Por Luísa
Galvão Lessa
A palavra "COISA" é
um bombril do idioma.
Tem mil e uma utilidades.
É aquele tipo de termo-muleta ao qual a gente
recorre sempre que nos faltam palavras para exprimir uma ideia.
"COISAS" do português.
Gramaticalmente, "COISA" pode
ser substantivo, adjetivo, advérbio.
Também pode ser verbo: o Houaiss registra a forma "COISIFICAR".
E no Nordeste há "COISAR": Ô,
seu "COISINHA", você já "COISOU" aquela coisa
que eu mandei você "COISAR"?
Em Minas Gerais, todas as coisas são chamadas de
trem (menos o trem, que lá é chamado de "COISA").
A mãe está com a filha na estação, o trem se
aproxima e ela diz: "Minha filha, pega os trem que lá vem a "COISA"!
E, no Rio de Janeiro?
Olha que "COISA" mais
linda, mais cheia de graça...
A garota de Ipanema era COISA de
fechar o trânsito!
Mas se ela voltar, se ela voltar, que "COISA" linda,
que "COISA" louca.
COISAS de Jobim e de Vinicius, que sabiam das
coisas.
COISA não tem sexo: pode ser masculino ou feminino.
COISA também não tem tamanho.
Na boca dos exagerados, "COISA nenhuma"
vira um monte de coisas...
Mas a "COISA" tem
história mesmo é na MPB.
No II Festival da Música Popular Brasileira, em
1966, a coisa estava na letra das duas vencedoras: "Disparada", de
Geraldo Vandré: "Prepare seu coração pras 'COISAS' que
eu vou contar...", e "A Banda", de Chico Buarque: pra ver a banda passar, cantando "COISAS" de
amor...
Naquele ano do festival, no entanto, a coisa tava
preta (ou melhor, verde-oliva).
E a turma da Jovem Guarda não tava nem aí com as COISAS:
"COISA" linda, "COISA" que
eu adoro!
Para Maria Bethânia, o diminutivo de COISA é
uma questão de quantidade afinal, são tantas "COISINHAS" miúdas.
E esse papo já tá qualquer "COISA".
Já qualquer "COISA"doida dentro mexe... Essa COISA doida
é um trecho da música "Qualquer COISA", de Caetano, que
também canta: alguma "COISA" está fora da ordem! e o
famoso hino a São Paulo: "alguma COISA acontece no meu
coração"!
Por essas e por outras, é preciso colocar cada COISA no
devido lugar.
Uma COISA de cada vez, é claro,
afinal, uma COISA é uma COISA; outra COISA é
outra COISA.
E tal e COISA, e COISA e
tal.
Um cara cheio de COISAS é o
indivíduo chato, pleno de não-me-toques.
Já uma cara cheio das COISAS, vive
dando risada. Gente fina é outra COISA.
Para o pobre, a COISA está sempre
feia: o salário-mínimo não dá pra COISA nenhuma.

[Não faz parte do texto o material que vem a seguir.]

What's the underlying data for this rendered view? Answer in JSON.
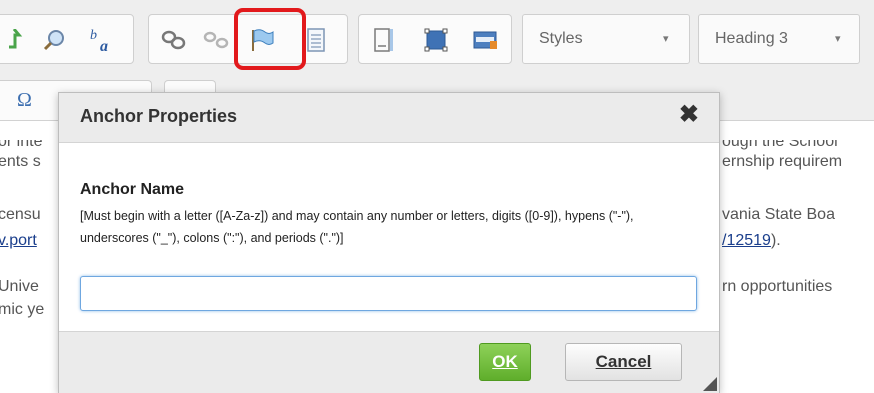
{
  "toolbar": {
    "styles_combo": "Styles",
    "format_combo": "Heading 3",
    "combo_arrow": "▾",
    "omega_glyph": "Ω",
    "icons": [
      "replace-icon",
      "find-icon",
      "spellcheck-icon",
      "link-icon",
      "unlink-icon",
      "anchor-flag-icon",
      "document-icon",
      "div-container-icon",
      "select-all-icon",
      "html-block-icon"
    ]
  },
  "document": {
    "line1_left": "or inte",
    "line1_right": "ough the School",
    "line2_left": "ents s",
    "line2_right": "ernship requirem",
    "line3_left": "censu",
    "line3_right": "vania State Boa",
    "line4_left": "v.port",
    "line4_right_link": "/12519",
    "line4_right_tail": ").",
    "line5_left": "Unive",
    "line5_right": "rn opportunities",
    "line6_left": "mic ye"
  },
  "dialog": {
    "title": "Anchor Properties",
    "close_glyph": "✖",
    "field_label": "Anchor Name",
    "field_hint": "[Must begin with a letter ([A-Za-z]) and may contain any number or letters, digits ([0-9]), hypens (\"-\"), underscores (\"_\"), colons (\":\"), and periods (\".\")]",
    "input_value": "",
    "ok_label": "OK",
    "cancel_label": "Cancel"
  },
  "colors": {
    "highlight": "#e2191c",
    "ok_button": "#6cbd35",
    "input_focus": "#6fa7e0",
    "link": "#1a3e8c"
  }
}
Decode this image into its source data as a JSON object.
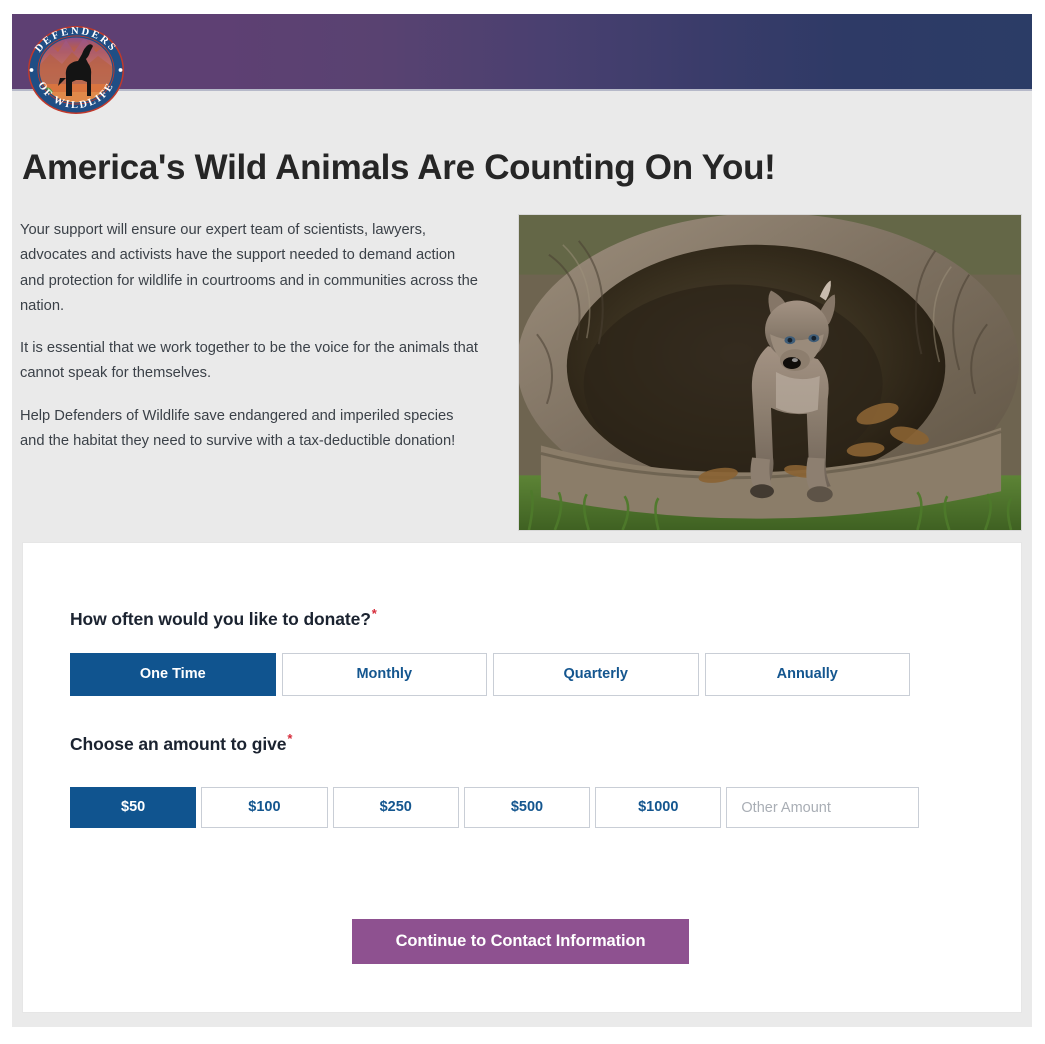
{
  "brand": {
    "logo_icon": "defenders-of-wildlife-wolf-logo",
    "name_top": "DEFENDERS",
    "name_bottom": "OF WILDLIFE",
    "header_gradient_start": "#5E4073",
    "header_gradient_end": "#2B3C66"
  },
  "hero": {
    "title": "America's Wild Animals Are Counting On You!",
    "paragraphs": [
      "Your support will ensure our expert team of scientists, lawyers, advocates and activists have the support needed to demand action and protection for wildlife in courtrooms and in communities across the nation.",
      "It is essential that we work together to be the voice for the animals that cannot speak for themselves.",
      "Help Defenders of Wildlife save endangered and imperiled species and the habitat they need to survive with a tax-deductible donation!"
    ],
    "image_alt": "wolf-pup-in-hollow-log-photo"
  },
  "form": {
    "frequency": {
      "label": "How often would you like to donate?",
      "required_marker": "*",
      "selected": "One Time",
      "options": [
        {
          "label": "One Time",
          "selected": true
        },
        {
          "label": "Monthly",
          "selected": false
        },
        {
          "label": "Quarterly",
          "selected": false
        },
        {
          "label": "Annually",
          "selected": false
        }
      ]
    },
    "amount": {
      "label": "Choose an amount to give",
      "required_marker": "*",
      "selected": "$50",
      "options": [
        {
          "label": "$50",
          "selected": true
        },
        {
          "label": "$100",
          "selected": false
        },
        {
          "label": "$250",
          "selected": false
        },
        {
          "label": "$500",
          "selected": false
        },
        {
          "label": "$1000",
          "selected": false
        }
      ],
      "other": {
        "placeholder": "Other Amount",
        "value": ""
      }
    },
    "submit": {
      "label": "Continue to Contact Information",
      "color": "#8E5190"
    }
  },
  "colors": {
    "selected_blue": "#10548F",
    "option_text_blue": "#14568F",
    "required_red": "#D62B3A",
    "page_background": "#EAEAEA",
    "card_background": "#FFFFFF"
  }
}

Coisa-ruim é o capeta, o câncer, a hanseníase, a
roubalheira no Brasil. Coisa boa é o Brad Pitt, Richard Gere,
Tom Cruise. Nunca vi coisa assim! Coisa de cinema!
Se as pessoas foram feitas para ser amadas e as COISAS,
para serem usadas, por que então nós amamos tanto as COISAS e
usamos tanto as pessoas?
Bote uma COISA na cabeça: as
melhores COISAS da vida não são COISAS.
Há COISAS que o dinheiro não
compra: paz, saúde, alegria e outras cositas mais.
Mas, deixemos de "COISA",
cuidemos da vida, senão chega a morte, ou "COISA" parecida...
Mas, finalmente, muita atenção: em ano de eleição
vai ter muita "coisa" para enganar o eleitor. Vamos ficar de olho
nessas“coisas”. Não vendam o voto por qualquer "coisa",
porque o correto é dar valor às "coisas".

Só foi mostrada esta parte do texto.